8. «БЕЗ КОЛЬЦА НЕТ КОНЦА»

      Ну и везет шельмецу! Четвертый раз снимает… С завистью игроки поглядывали на заросший затылок удачника, суеверно меняли места, переругивались.
      Не одним Проточным красна наша столица, есть в ней и другие достопримечательные места, как бы созданные для паскудных слов и звериного гогота. Хотя бы казино - не то хитроумная мухоловка с мутным пивцом, в котором плавают доверчивые душонки, не то препочтеннейшее учреждение: устав, швейцары, навощенный паркет. Уж слишком растянуты в жизни удачи и напасти, перемежаются они котлетами, дождиком, легонькой хандрой серого, никак не определившегося денька. Здесь же все на новый, то есть американский, лад, без потери времени: в полчаса и возвеличат тебя и уничтожат, и счастье улыбнется, и запахнет судом, только держись! Придет какой-нибудь кассир, сдаст под номерок честное пальтишко, а с ним и гражданские добродетели, кинет сначала свой кровный канареечный, потом, уж ничего не видя, кроме ряби мастей, червонцы «рабоче-крестьянского», и пропал человек. Пальтишко свое он, конечно, получит, но идти ему в этом пальтишке решительно некуда: если топиться, то это только помеха, а в остроге полагается казенная одежда. Разумеется, много здесь и таких, которым все трын-трава. Утром нахапал, ночью продул - такова жизнь. Сдать под расписку или здесь просадить - одно на одно. Посмотришь, как такой, с виду плюгавенький гражданинчик, швыряет ассигнациями, и проймет умиление: вот где цветут наши московские лилии, не думая о хлебе насущном. Больше всего в казино случайных посетителей: долги человека замучили, или, напротив, оказался лишний билетик - вот и заходят попробовать: авось? А ради нашего, можно сказать, национального «авося» как же не навощить паркет?

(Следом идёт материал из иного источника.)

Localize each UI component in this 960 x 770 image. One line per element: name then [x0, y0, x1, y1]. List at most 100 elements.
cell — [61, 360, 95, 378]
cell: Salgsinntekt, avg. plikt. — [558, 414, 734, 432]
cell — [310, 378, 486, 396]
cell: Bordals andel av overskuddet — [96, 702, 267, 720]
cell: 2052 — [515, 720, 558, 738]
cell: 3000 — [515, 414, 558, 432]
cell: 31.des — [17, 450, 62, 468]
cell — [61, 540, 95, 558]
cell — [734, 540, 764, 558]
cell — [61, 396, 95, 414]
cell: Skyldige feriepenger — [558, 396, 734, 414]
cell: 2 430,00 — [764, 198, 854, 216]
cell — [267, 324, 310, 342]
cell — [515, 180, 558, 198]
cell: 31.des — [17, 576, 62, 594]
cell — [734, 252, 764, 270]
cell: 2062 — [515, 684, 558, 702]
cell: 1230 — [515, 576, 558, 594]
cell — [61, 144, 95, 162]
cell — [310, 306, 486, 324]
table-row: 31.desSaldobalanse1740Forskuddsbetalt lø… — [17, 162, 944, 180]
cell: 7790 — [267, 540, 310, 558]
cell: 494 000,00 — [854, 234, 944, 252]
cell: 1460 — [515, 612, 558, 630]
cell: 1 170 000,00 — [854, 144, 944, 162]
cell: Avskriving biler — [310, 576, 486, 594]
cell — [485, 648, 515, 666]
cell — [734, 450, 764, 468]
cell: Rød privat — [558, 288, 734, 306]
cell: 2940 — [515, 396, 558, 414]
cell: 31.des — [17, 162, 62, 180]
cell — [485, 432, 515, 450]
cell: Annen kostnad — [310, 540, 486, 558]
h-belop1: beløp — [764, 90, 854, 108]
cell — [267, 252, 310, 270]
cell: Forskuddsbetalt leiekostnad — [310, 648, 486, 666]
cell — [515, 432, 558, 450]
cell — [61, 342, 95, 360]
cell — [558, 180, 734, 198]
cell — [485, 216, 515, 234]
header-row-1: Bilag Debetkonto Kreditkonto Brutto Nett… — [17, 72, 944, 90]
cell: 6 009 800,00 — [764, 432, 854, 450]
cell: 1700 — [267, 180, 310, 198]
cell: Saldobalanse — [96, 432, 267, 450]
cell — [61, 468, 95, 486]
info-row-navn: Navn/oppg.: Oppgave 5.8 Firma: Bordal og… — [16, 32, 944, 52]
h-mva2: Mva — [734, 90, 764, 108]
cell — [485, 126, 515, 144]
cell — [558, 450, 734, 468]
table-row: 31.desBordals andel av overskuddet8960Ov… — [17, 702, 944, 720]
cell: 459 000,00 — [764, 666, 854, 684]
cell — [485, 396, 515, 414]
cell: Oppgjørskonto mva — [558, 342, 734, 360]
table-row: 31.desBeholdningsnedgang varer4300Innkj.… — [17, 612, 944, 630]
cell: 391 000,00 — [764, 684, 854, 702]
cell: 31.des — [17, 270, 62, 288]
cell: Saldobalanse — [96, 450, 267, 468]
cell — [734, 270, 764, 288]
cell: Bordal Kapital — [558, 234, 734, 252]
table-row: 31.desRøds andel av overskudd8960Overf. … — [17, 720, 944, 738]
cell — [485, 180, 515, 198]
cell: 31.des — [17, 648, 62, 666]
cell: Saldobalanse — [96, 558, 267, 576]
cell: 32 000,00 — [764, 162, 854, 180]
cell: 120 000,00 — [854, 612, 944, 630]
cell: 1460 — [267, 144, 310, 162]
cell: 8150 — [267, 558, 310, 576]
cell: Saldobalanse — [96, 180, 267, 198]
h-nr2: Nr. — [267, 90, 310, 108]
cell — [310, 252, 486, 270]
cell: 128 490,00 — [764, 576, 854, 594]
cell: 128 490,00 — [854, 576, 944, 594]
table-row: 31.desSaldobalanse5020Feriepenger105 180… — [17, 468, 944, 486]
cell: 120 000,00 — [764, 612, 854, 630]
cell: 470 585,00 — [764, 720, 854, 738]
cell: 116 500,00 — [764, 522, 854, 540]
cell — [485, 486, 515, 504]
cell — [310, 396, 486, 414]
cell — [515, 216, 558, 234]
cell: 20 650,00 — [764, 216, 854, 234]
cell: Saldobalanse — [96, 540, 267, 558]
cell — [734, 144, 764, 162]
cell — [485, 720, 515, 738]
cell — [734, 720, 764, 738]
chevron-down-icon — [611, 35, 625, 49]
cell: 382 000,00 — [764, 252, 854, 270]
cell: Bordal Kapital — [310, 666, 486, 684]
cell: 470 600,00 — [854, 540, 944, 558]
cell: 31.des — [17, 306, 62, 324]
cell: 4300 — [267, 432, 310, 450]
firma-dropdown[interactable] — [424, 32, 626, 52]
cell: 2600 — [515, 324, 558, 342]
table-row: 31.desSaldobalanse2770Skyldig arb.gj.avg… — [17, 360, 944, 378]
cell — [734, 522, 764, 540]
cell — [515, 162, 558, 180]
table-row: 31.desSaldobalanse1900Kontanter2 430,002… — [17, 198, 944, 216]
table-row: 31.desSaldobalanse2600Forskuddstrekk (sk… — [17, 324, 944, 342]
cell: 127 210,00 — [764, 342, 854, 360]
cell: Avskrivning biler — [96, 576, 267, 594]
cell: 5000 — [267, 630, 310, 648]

      – Опять снял? Это, я скажу тебе, хватюга…
      Прахову действительно на редкость везло. Он пришел сюда с пятеркой, а теперь у него было никак не меньше сорока червонцев. Черт побери - если перевести это на строки - сколько корпения и докуки! Еще разок!… Сорвалось, не беда. Еще. Кто знает, чем бы это кончилось, если бы не закрыли вовремя казино - час был поздний. Может быть, и вышел бы он без пятерки, даже без рубля на извозчика, и пошел бы в Проточный, угрюмо прикидывая: из этого казино надо выкроить статейку для «Вечерки», да не возьмут - у них свои, месячные… А может, и наоборот - произошло бы нечто вовсе умопомрачительное: ведь выигрывают какие-то анонимы на лотереях по сто тысяч, и никто их за это не трогает. Неизвестно - кто разберется в картах, да еще не сданных? Так или иначе, выйдя из казино, Прахов бойко подозвал извозчика и, не торгуясь, гаркнул:
      – На Арбат, в «подвал»!
      Он ехал и ликовал: даже езда казалась ему быстрой, увлекательной, хотя кляча еле-еле перебирала ногами, а когда извозчик, отчаявшись, хлестал ее под хвост, меланхолично ржала. Наконец-то повезло и Прахову! Видимо, судьбе надоело изводить его изо дня в день. Прахов подпрыгивал и бормотал: «Перемена декораций»,- бормотал что-то и извозчик, но свое, унылое - про овес, про горе.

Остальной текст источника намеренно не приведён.